Ciertamente, la sentencia se refiere a un caso muy concreto dentro de la enorme casuística laboral que surge en relación a los contratos de trabajo temporales suscritos por las administraciones públicas. Aun así, no cabe duda que se trata de una sentencia con un indiscutible impacto, no sólo en el mercado de trabajo español, sino también en el europeo. Y ello toda vez que las conclusiones allí expuestas parecen perfectamente extrapolables al resto de contratos temporales, al menos a los eventuales por circunstancias de la producción y a los que son por obra o servicio determinado.
Así, en aquellos contratos temporales que aún están vigentes se abre la puerta a reclamar mejores indemnizaciones el día en que se den por finalizados. Además, abre la posibilidad de reclamar la calificación como despido improcedente para aquellos ceses en los que a día de hoy no hayan pasado 20 días hábiles desde su adopción.

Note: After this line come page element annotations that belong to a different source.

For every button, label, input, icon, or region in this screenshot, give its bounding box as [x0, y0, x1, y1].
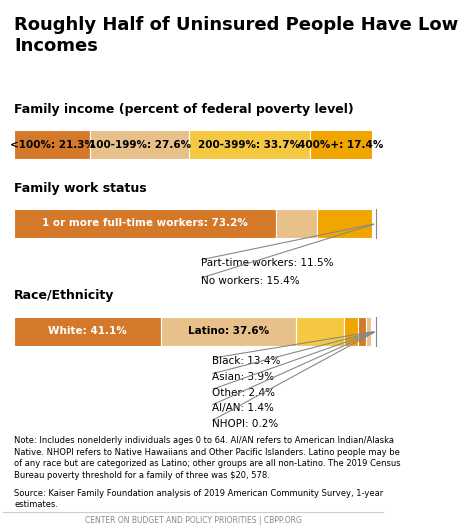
Text: Family work status: Family work status: [14, 182, 147, 194]
Text: 1 or more full-time workers: 73.2%: 1 or more full-time workers: 73.2%: [42, 218, 248, 228]
FancyBboxPatch shape: [371, 316, 372, 346]
Text: <100%: 21.3%: <100%: 21.3%: [10, 140, 95, 150]
Text: Part-time workers: 11.5%: Part-time workers: 11.5%: [201, 258, 333, 268]
FancyBboxPatch shape: [189, 130, 310, 159]
FancyBboxPatch shape: [366, 316, 371, 346]
FancyBboxPatch shape: [14, 316, 161, 346]
Text: CENTER ON BUDGET AND POLICY PRIORITIES | CBPP.ORG: CENTER ON BUDGET AND POLICY PRIORITIES |…: [84, 516, 301, 525]
Text: Source: Kaiser Family Foundation analysis of 2019 American Community Survey, 1-y: Source: Kaiser Family Foundation analysi…: [14, 489, 383, 509]
Text: No workers: 15.4%: No workers: 15.4%: [201, 276, 299, 286]
Text: Asian: 3.9%: Asian: 3.9%: [212, 372, 274, 382]
FancyBboxPatch shape: [310, 130, 372, 159]
FancyBboxPatch shape: [276, 209, 317, 238]
Text: White: 41.1%: White: 41.1%: [48, 326, 127, 336]
Text: Family income (percent of federal poverty level): Family income (percent of federal povert…: [14, 102, 354, 116]
Text: Note: Includes nonelderly individuals ages 0 to 64. AI/AN refers to American Ind: Note: Includes nonelderly individuals ag…: [14, 436, 401, 479]
Text: 200-399%: 33.7%: 200-399%: 33.7%: [198, 140, 301, 150]
Text: Black: 13.4%: Black: 13.4%: [212, 356, 281, 366]
Text: 400%+: 17.4%: 400%+: 17.4%: [298, 140, 383, 150]
Text: 100-199%: 27.6%: 100-199%: 27.6%: [89, 140, 191, 150]
FancyBboxPatch shape: [344, 316, 357, 346]
Text: AI/AN: 1.4%: AI/AN: 1.4%: [212, 404, 274, 414]
Text: Other: 2.4%: Other: 2.4%: [212, 388, 275, 398]
FancyBboxPatch shape: [14, 130, 91, 159]
FancyBboxPatch shape: [296, 316, 344, 346]
FancyBboxPatch shape: [317, 209, 372, 238]
Text: NHOPI: 0.2%: NHOPI: 0.2%: [212, 419, 278, 429]
FancyBboxPatch shape: [357, 316, 366, 346]
FancyBboxPatch shape: [14, 209, 276, 238]
Text: Latino: 37.6%: Latino: 37.6%: [188, 326, 269, 336]
Text: Race/Ethnicity: Race/Ethnicity: [14, 289, 115, 302]
Text: Roughly Half of Uninsured People Have Low
Incomes: Roughly Half of Uninsured People Have Lo…: [14, 16, 458, 55]
FancyBboxPatch shape: [91, 130, 189, 159]
FancyBboxPatch shape: [161, 316, 296, 346]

Finalmente, también permite plantearse la reclamación de las diferencias indemnizatorias de hasta 8 días por año de servicio trabajado en aquellos ceses ocurridos entre los últimos 20 días hábiles y el último año.
En cualquier caso, cabe recordar que no se trata de una reforma legal y que la sentencia se refiere a un caso concreto. En ese sentido, está por ver cómo se asumirá esta nueva doctrina comunitaria por parte de nuestros tribunales: directamente o, de forma más limitada y forzada, a través del trámite de recurso de casación en el que, tras la entrada en vigor de la Ley Reguladora de la Jurisdicción Social, cabe citar como sentencias de contraste las dictadas por el TJUE.